Schäfers Forderung nach tarifähnlicher Entlohnung hält das Justizministerium in Wiesbaden entgegen: Dann wären auch die Kosten der Haft zu berechnen, „die einen erheblichen Teil des Einkommens aufzehren würden“. Im Übrigen verweist man auf ein Urteil des Oberlandesgerichts Hamburg. Das habe zutreffend festgestellt: Gefangene stehen mit ihrem Verdienst nicht schlechter als ein Arbeitnehmer, von dessen Mindestlohn Lohnsteuer und Sozialabgaben abgezogen werden, und der darüber hinaus noch Miete zahlt.

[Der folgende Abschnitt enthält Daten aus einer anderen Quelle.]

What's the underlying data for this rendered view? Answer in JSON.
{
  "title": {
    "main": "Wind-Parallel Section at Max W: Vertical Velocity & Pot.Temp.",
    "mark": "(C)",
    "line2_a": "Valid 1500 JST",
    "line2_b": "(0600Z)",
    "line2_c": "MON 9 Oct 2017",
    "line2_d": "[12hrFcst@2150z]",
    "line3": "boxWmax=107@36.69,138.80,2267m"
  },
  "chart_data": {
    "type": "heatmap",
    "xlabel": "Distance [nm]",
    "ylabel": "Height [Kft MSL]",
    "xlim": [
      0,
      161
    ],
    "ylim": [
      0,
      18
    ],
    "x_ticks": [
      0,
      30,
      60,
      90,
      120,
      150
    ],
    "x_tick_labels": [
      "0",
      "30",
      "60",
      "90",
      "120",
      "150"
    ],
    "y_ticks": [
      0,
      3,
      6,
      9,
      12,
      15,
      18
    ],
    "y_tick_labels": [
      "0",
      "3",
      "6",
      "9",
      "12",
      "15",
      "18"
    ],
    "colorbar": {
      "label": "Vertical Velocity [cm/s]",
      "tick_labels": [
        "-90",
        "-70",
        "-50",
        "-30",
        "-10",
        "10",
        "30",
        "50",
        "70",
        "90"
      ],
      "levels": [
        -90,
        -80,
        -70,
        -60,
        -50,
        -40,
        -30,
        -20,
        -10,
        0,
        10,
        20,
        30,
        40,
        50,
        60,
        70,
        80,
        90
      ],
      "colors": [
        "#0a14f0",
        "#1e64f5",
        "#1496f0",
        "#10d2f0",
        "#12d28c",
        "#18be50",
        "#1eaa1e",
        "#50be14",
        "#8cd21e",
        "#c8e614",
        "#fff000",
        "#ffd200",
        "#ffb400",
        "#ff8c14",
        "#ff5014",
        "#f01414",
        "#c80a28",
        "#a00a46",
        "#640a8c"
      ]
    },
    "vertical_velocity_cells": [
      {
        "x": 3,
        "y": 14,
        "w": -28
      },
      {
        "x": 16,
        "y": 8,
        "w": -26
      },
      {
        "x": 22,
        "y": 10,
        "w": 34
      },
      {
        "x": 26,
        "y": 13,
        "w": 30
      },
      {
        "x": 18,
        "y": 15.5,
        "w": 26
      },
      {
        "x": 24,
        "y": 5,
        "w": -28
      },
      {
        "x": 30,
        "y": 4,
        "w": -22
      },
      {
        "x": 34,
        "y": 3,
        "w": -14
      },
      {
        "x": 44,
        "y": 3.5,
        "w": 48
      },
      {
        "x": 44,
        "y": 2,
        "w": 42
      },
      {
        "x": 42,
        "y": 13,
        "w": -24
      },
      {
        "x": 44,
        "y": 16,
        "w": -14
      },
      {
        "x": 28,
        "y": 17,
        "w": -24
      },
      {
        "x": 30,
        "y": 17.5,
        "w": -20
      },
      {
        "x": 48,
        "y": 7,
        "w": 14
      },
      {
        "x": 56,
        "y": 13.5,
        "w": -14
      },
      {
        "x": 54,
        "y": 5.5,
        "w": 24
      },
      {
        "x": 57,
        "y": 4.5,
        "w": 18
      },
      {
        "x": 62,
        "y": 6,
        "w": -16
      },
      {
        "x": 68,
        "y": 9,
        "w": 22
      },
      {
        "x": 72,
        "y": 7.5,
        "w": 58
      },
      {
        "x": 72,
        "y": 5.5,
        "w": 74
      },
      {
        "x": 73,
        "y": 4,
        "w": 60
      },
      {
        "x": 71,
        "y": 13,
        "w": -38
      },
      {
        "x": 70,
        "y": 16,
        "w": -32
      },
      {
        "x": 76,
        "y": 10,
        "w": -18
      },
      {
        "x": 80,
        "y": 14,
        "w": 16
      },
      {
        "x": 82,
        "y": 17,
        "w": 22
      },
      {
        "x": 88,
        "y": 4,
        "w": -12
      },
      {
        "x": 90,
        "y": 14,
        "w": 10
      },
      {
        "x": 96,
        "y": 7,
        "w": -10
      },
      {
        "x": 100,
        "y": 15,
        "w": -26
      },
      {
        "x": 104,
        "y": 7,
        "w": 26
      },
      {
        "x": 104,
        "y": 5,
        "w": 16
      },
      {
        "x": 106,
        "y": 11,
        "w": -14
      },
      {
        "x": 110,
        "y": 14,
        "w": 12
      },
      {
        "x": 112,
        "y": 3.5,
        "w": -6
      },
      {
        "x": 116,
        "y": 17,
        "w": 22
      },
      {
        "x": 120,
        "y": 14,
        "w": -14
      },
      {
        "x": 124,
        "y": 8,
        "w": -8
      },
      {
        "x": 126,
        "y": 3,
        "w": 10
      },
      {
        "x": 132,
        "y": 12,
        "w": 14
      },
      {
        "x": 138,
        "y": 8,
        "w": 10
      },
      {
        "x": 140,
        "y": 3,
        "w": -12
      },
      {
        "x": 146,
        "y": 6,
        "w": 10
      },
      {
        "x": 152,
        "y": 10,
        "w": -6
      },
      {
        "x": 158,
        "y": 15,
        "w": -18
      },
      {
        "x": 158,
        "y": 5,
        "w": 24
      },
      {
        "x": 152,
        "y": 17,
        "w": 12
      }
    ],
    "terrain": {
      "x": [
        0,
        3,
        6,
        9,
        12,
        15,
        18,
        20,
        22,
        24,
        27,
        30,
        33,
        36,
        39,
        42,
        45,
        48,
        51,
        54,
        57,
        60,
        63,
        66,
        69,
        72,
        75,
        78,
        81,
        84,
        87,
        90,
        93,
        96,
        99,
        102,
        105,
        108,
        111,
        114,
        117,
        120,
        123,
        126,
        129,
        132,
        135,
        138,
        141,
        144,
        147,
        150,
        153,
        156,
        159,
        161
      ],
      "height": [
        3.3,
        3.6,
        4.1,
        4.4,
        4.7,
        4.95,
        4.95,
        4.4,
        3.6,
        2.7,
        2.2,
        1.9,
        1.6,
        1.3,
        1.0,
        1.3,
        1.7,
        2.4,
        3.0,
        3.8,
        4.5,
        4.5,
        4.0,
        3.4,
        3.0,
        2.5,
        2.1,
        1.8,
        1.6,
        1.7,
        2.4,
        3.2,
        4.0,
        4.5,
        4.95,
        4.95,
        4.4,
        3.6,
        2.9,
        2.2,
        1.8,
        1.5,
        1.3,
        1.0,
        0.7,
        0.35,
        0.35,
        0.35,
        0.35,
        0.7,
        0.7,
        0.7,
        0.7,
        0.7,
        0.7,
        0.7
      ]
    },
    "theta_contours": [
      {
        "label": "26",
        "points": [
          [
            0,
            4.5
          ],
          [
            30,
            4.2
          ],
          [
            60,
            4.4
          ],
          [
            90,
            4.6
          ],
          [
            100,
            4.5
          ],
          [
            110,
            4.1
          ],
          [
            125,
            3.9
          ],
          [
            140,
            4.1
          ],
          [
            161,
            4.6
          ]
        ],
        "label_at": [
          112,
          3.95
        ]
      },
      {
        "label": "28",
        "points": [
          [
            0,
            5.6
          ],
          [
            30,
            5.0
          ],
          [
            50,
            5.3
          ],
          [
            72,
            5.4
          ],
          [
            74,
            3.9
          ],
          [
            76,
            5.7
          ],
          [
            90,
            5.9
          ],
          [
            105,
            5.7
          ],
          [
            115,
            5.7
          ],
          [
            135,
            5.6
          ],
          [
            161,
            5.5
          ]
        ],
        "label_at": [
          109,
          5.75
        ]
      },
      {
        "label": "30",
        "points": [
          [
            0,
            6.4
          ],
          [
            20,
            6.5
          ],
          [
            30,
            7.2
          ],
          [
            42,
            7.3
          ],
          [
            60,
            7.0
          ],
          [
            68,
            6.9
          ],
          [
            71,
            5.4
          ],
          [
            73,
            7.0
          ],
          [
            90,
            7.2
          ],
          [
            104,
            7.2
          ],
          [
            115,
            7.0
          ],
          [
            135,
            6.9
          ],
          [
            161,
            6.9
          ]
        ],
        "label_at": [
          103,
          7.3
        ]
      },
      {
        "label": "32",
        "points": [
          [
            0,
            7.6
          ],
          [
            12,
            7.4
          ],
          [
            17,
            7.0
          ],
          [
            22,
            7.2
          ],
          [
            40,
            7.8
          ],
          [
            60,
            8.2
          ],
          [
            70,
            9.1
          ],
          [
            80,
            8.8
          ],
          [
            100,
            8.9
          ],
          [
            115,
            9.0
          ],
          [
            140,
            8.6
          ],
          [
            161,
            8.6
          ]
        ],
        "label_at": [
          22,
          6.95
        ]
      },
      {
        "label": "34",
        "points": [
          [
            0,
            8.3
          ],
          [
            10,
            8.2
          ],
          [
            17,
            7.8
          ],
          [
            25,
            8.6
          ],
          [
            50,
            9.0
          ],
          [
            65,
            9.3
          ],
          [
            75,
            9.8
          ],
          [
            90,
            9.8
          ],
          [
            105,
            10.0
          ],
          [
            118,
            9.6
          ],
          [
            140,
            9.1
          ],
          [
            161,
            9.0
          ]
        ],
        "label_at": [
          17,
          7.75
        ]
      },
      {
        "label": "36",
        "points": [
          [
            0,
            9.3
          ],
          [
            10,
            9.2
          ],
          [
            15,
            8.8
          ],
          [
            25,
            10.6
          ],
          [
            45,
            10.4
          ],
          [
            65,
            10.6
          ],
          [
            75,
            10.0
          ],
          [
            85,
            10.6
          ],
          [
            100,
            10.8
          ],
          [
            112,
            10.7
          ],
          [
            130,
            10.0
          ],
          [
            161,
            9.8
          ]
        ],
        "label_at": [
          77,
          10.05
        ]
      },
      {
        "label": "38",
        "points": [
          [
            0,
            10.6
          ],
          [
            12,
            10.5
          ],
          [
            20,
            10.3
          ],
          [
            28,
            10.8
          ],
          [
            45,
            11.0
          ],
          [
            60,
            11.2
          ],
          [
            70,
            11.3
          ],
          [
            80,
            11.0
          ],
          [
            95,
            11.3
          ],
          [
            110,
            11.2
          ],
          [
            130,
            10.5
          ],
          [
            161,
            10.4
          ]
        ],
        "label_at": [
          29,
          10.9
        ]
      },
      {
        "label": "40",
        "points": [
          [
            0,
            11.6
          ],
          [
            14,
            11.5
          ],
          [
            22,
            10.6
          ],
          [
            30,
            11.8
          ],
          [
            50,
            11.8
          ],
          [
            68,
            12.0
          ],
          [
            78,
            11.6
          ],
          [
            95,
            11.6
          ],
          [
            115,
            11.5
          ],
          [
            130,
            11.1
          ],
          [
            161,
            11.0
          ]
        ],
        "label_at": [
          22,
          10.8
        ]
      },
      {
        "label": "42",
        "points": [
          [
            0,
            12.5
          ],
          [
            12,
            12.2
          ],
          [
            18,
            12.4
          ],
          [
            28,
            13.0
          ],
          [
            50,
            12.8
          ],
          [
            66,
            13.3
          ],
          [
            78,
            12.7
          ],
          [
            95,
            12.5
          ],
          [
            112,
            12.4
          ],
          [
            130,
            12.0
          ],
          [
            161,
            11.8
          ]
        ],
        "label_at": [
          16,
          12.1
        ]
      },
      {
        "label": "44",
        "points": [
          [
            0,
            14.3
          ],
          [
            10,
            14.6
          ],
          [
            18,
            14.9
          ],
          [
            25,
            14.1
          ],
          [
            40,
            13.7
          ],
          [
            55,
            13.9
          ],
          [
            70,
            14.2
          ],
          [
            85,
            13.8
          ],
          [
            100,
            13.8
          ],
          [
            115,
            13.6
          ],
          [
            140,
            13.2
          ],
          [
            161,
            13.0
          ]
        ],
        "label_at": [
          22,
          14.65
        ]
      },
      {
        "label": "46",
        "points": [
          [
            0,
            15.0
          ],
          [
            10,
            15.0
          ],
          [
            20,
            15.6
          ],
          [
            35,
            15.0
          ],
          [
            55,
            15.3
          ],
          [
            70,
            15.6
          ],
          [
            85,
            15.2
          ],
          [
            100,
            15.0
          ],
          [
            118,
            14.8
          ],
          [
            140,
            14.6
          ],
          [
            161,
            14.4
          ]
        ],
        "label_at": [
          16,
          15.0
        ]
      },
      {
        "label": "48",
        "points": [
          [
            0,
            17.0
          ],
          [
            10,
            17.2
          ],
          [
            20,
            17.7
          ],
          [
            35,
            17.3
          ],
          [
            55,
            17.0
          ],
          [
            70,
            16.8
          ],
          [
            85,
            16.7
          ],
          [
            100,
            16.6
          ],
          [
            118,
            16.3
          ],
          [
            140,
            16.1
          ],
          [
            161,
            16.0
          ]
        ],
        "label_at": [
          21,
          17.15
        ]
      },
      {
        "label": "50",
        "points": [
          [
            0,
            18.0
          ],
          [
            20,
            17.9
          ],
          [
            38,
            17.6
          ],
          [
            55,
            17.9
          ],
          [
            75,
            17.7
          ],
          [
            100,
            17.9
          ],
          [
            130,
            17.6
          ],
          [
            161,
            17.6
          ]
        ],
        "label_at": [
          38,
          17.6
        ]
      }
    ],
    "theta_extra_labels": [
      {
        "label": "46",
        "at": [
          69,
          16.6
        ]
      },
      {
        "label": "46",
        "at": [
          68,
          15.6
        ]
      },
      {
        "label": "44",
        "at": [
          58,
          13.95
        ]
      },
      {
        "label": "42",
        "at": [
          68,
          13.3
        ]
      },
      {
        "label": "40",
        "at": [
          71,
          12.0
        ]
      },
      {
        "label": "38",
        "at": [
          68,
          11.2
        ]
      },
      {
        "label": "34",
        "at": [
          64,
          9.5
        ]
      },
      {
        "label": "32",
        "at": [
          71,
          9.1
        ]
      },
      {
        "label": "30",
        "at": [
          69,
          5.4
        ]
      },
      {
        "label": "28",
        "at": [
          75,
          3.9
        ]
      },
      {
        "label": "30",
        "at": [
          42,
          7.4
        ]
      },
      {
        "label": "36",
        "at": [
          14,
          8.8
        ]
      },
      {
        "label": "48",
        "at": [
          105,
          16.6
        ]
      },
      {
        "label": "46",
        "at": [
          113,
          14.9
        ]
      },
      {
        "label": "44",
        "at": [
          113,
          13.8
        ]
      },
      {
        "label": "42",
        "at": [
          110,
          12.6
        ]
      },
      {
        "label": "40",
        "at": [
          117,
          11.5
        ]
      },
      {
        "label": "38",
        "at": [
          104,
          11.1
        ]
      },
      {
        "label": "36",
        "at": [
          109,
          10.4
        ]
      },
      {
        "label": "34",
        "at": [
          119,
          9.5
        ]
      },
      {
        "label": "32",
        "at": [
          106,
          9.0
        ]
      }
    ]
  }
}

Und das sind die Fakten in Hessen: Hier verdient ein Häftling in Hessen derzeit, wenn’s hoch kommt, 330 Euro im Monat. Die Haftkosten liegen bei gut 410 Euro monatlich, wobei 49 Euro fürs Frühstück, 90 Euro jeweils für Mittag- und Abendessen sowie 187,85 Euro für die Unterkunft veranschlagt werden.